Tuesday, July 13, 2010

Polanus Palooza

It was 400 years ago today that the "neglected theologian," Amandus Polanus von Polansdorf, a Reformed divine, who was born in December 1561 in the German city of Polansdorf, and died on July 13, 1610. In the words of my friend Wes Bredenhof, there ought to be a "Polanus Palooza" to commemorate this occasion.

A biblical commentator (Malachi, Daniel, Hosea, Ezekiel, Romans and some Psalms), and systematic theologian (he authored Partitiones theologiae (1590), which commences with 55 pages of Ramist charts, published in English under the title The Substance of Christian Religion; and the much larger Syntagma theolgiae Christianae (1609), described by Dr. R. Scott Clark as "one of the greatest works of 17th-century Reformed theology that most have never read," a synopsis of which has been translated by Pastor Bredenhof), he served as the Old Testament professor at Basel, Switzerland, where he also produced a German translation of the Old Testament. As he studied under Theodore Beza, so he also taught Johannes Woellebius, and was a major representative of late 16th century Reformed orthodoxy.
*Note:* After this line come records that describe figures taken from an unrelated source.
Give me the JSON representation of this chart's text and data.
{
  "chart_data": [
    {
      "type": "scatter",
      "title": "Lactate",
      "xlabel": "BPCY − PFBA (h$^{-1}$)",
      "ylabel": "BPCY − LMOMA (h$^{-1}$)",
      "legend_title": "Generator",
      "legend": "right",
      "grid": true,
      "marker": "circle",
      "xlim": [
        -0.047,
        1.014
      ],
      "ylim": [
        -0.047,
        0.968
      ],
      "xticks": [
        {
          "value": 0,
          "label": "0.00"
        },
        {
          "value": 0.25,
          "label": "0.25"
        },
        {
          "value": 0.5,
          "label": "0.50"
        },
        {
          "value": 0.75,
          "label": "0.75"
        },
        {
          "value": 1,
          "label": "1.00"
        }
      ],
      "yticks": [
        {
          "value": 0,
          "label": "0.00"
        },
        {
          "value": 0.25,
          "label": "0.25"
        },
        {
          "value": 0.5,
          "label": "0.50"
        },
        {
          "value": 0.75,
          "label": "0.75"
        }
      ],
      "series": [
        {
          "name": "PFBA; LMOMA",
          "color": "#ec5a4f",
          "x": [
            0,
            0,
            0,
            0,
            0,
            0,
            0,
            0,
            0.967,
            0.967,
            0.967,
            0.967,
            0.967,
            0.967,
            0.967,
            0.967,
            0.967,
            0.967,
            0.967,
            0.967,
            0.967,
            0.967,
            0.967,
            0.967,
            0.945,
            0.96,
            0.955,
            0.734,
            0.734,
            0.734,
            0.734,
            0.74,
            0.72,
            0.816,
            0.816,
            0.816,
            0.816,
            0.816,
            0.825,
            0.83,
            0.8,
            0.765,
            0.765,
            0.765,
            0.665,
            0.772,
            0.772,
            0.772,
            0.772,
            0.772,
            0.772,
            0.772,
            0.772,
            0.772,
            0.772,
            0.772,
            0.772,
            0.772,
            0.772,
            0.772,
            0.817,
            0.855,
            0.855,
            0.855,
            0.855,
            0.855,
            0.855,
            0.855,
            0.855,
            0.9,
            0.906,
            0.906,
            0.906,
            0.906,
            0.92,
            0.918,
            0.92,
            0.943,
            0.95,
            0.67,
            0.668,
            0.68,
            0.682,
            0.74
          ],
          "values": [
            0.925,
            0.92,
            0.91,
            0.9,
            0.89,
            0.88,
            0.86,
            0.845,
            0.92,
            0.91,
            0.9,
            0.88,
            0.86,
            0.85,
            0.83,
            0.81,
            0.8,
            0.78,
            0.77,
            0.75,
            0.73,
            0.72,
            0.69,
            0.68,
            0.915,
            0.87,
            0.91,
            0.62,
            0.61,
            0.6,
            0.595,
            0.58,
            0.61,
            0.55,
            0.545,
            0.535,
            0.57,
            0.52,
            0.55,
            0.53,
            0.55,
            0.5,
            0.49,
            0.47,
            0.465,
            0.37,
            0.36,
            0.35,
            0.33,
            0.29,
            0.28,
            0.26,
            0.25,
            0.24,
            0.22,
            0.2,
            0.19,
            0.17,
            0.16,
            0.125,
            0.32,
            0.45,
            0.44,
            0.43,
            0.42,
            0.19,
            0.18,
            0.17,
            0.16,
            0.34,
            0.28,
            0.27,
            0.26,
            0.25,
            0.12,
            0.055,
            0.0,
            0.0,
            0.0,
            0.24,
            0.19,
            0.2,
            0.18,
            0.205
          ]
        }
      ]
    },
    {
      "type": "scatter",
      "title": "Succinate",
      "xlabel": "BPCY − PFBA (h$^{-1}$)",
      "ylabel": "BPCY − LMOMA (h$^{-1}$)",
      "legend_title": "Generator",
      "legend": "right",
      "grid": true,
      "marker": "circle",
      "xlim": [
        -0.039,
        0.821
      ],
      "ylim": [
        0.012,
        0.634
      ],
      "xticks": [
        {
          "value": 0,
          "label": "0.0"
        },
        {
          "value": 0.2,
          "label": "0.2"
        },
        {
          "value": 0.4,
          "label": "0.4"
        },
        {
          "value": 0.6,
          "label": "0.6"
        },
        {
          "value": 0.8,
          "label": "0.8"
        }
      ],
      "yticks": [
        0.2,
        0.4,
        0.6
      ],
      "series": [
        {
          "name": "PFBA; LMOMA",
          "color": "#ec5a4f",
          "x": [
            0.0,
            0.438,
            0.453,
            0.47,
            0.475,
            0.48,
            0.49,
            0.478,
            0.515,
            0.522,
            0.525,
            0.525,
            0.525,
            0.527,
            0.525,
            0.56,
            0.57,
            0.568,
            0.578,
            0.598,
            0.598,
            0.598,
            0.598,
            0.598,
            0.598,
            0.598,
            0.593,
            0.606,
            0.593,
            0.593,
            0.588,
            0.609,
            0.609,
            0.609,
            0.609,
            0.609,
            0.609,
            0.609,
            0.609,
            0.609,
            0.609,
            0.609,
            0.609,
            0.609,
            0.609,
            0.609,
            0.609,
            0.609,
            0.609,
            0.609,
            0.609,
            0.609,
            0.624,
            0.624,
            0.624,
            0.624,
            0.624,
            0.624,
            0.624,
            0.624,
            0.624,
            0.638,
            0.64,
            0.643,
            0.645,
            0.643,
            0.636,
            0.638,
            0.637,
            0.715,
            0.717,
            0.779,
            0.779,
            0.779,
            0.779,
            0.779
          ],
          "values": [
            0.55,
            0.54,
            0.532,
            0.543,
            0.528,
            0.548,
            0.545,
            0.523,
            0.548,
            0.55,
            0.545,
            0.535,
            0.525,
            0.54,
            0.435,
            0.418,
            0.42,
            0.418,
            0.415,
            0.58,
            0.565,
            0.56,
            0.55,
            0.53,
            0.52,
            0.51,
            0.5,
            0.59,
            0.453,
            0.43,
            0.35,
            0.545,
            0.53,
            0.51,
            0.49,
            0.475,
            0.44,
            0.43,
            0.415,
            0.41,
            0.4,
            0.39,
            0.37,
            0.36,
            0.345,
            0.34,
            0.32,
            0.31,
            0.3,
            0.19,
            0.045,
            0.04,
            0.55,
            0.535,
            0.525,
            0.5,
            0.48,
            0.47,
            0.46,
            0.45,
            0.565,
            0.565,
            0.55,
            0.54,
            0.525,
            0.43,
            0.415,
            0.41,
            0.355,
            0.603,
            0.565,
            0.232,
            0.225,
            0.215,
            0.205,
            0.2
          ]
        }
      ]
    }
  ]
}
His available works online have been catalogued at the Post-Reformation Digital Library. Some portions of his writings have also been translated into English and are available online, though the paucity of translation work is regrettable. Polanus is among the commentators cited by Matthew Poole in his Synopsis Criticorum, the translation of which is ongoing. Robert Letham writes, "Polanus is a bridge between the pristine Reformed teaching and orthodoxy, scholastic in constructing theology with academic precision and logical rigor but, with a strong doctrine of God, oriented to christological, soteriological, and practical concerns" (Donald K. McKim, ed., Encyclopedia of the Reformed Faith, p. 281). Let us not then forget to honor this great Reformed Biblical scholar and translator who warrants his own translation work, and a palooza 400 years after his translation into paradise.